Israeli PM Implies Iran Deal Won't Stop Israeli Strike This photo released Tuesday, Oct. 12, 2021, by the Iranian Army, shows a missile being fired during a military drill at an undisclosed location in Iran. (Iranian Army via AP)
By Jeremy Frankel | Sunday, 06 February 2022 10:32 PM
Israeli Prime Minister Naftali Bennett implied Sunday during a weekly cabinet meeting that Israel could possibly launch a military strike against the Islamic Republic even if the 2015 Iran nuclear deal was to be revived.
"The greatest threat against the State of Israel is Iran," Bennett said during the cabinet meeting in Jerusalem.
"As the government, we are responsible for dealing with the Iranian nuclear program and, of course, we are monitoring the Vienna talks. Our position is well-known and clear: An agreement – according to the apparent terms – will damage the ability to deal with the nuclear program. Anyone who thinks that an agreement will increase stability is mistaken. It will temporarily delay enrichment but all of us in the region will pay a heavy, disproportionate price for it."

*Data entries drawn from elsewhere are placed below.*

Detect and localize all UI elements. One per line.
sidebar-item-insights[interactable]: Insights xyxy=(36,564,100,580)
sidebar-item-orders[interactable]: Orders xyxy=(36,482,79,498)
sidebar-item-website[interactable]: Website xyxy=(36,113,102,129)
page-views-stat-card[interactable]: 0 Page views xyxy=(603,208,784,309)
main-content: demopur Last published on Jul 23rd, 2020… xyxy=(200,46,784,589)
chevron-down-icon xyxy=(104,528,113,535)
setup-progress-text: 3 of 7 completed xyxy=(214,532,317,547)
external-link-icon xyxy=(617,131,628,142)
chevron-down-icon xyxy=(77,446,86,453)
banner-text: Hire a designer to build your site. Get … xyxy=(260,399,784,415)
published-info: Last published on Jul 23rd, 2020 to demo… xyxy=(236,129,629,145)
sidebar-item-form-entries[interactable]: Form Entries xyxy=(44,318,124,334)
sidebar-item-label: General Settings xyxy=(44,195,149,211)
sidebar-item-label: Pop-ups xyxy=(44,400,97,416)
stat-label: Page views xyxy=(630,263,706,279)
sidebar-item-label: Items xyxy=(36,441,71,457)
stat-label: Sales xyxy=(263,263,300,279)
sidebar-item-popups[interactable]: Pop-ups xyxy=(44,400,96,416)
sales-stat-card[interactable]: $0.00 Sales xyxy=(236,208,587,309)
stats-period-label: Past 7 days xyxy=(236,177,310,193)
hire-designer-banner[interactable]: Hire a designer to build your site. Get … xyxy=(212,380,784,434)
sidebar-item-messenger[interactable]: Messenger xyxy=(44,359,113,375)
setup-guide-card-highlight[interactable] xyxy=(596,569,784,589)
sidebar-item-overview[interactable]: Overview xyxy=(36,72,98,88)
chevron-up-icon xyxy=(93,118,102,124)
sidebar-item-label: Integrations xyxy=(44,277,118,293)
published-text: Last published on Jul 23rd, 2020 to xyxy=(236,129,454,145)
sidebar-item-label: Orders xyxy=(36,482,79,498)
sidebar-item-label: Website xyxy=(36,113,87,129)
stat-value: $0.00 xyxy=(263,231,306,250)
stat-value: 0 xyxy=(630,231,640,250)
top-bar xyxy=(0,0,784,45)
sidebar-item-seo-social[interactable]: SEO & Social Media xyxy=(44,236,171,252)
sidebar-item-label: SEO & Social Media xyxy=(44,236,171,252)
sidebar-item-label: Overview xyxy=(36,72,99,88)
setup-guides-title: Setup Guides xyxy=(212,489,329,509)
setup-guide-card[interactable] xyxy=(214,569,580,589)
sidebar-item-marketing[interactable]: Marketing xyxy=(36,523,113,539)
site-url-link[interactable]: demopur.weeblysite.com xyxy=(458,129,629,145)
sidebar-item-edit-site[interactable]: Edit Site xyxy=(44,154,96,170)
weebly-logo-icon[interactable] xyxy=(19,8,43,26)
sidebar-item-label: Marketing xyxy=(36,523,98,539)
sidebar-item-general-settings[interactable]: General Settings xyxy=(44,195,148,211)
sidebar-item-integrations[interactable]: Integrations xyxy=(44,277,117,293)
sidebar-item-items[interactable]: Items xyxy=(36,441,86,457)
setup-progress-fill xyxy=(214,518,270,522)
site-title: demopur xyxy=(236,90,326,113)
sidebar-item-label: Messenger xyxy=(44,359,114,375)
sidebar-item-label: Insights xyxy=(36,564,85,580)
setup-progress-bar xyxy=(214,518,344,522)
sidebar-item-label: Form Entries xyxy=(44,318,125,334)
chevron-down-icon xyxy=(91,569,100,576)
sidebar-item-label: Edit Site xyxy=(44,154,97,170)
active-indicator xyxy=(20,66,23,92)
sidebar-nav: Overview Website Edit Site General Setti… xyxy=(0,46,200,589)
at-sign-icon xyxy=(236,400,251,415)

Bennett also accused Iran of ramping up its hostility recently throughout the region and said, this is "how you conduct negotiations, Tehran-style," adding that "we are currently closing gaps and building up Israel’s military strength for years and even decades to come. Israel will maintain freedom of action in any case, with or without an agreement."
Bennett’s statements come as the Vienna talks, the goal of which is to save the 2015 deal known as the Joint Comprehensive Plan of Action (JCPOA), continue. U.S. negotiators traveled back to Vienna Friday, and U.S. Secretary of State Antony Blinken signed sanctions waivers related to the Islamic Republic’s civilian nuclear activities. The waivers are intended to coax Iran to begin to comply with the JCPOA.
Since former President Donald Trump withdrew from the deal in 2018 and reimposed U.S. sanctions on Iran, the Islamic Republic has demanded that all sanctions relief under the JCPOA be restored in order for it to return to compliance.